Writer: Fred Lawless
Director: Ken Alexander
Reviewer: John Roberts
It may not have got off to the ideal start The Royal Court was hoping for…a press night and indeed first week of the production with your headlining star (David Guest*) out of action thanks to a bout of gastroenteritis. However The Royal Court found a last minute stand-in thanks to Anthony Watson and as the old adage goes “The show must go on.”
The Royal Court has become known for its brand of regionalised product, it knows its audience well and plays to its strengths, so it was great to see the title of this year’s production being picked almost a year ago from a public vote. Regular Royal Court writer Fred Lawless once again brings the humour to the stage in bucket loads and with his clear knowledge of the arcs of pantomime he has created a well rounded festival treat for the adults of Liverpool.

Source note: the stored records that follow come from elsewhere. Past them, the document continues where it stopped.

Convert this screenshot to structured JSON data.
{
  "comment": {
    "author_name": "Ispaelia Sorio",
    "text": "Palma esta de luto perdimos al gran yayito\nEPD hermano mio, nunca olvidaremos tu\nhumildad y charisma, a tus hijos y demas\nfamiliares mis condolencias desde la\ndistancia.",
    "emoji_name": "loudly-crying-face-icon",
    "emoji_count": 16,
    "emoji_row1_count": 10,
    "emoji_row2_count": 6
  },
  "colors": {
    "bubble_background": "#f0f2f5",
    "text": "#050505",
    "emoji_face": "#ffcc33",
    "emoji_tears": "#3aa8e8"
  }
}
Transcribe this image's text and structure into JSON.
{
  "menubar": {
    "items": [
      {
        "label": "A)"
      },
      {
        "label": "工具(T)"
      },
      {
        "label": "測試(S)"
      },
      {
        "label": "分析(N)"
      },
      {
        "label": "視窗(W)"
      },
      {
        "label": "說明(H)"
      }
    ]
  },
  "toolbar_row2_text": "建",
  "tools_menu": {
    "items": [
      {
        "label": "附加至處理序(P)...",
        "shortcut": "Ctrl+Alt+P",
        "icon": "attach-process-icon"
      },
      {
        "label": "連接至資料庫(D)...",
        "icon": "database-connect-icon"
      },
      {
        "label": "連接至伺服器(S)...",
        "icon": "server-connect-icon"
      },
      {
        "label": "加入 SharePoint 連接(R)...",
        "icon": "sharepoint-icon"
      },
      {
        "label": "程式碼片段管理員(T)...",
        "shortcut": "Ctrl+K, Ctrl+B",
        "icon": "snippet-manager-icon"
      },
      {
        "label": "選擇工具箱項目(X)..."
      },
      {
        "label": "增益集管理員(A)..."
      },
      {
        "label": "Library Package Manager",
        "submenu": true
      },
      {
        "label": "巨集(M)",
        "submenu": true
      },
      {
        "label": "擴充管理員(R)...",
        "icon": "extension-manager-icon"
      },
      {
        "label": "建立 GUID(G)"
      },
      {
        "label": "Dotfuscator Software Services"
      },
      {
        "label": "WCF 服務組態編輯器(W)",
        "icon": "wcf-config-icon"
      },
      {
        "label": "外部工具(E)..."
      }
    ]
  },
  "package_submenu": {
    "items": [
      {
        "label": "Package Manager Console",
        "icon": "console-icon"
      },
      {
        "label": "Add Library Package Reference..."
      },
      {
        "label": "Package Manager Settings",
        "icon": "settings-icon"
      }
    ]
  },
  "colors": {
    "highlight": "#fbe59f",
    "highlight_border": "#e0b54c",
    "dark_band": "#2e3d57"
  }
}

The plot as with most pantomimes is rather thin, Tommy (Michael Starke) and real life daughter Jamie Hampson as Julie are a ghost busting team that have been hired to investigate the supernatural goings on at Lime Street Station, here we are thrust into a world of Zombies and the mad cap plots of Dr Frankenstein (Mark Moraghan) who plans to destroy the city by taking out all of the famous landmarks from the Beatles History, for without them, Liverpool is nothing, right? Will the duo save the day or will Dr Frankenstein and his evil monster take over the city?
The strength of this production isn’t with the writing or indeed with Ken Alexander’s fluid and enjoyable direction, it is with the cast, who uniformly shine in both comedy and musical prowess. Moraghan shines with the camp ‘Monster Mash’ and provides plenty of macheavalion menace as Dr Frankenstein, excellent support is given from Lynn Francis as the cursing nun Sister Sledge and Lindzi Germain is her usual type-cast self as loud mouth Lisa/Voluptia. However the show is stolen by father and daughter duo Starke and Hampson.
Starke lights up the stage and plays ever trick in the book to have the audience laughing in the aisles and to top it off almost steals the show with a knockout rendition of Frank Wildhorn’s ‘This Is The Moment’ however it is the pitch perfect performance of Jamie Hampson who is clearly destined for bigger things, and her beautiful rendition of ‘Up on the Roof’ sympathetically re-orchestrated by Howard Gray becomes one of the shows strongest and most touching moments. Her warm and soft vocals prove that she is no one trick pony.
Special mention must be given to Anthony Watson who stood in for David Guest at the last minute (not that you could tell) delivering a text that has clearly been created with Guest in mind proves no struggle he holds his own and proves just why he is so highly regarded in the profession.
A Nightmare on Lime Street may not be the most highbrow of productions but it has never claimed to be, but who cares when you can go and see a show, have a nice meal before hand and laugh like the problems of the outside world were just a distant memory? The Royal Court clearly has another monster smash on their hands.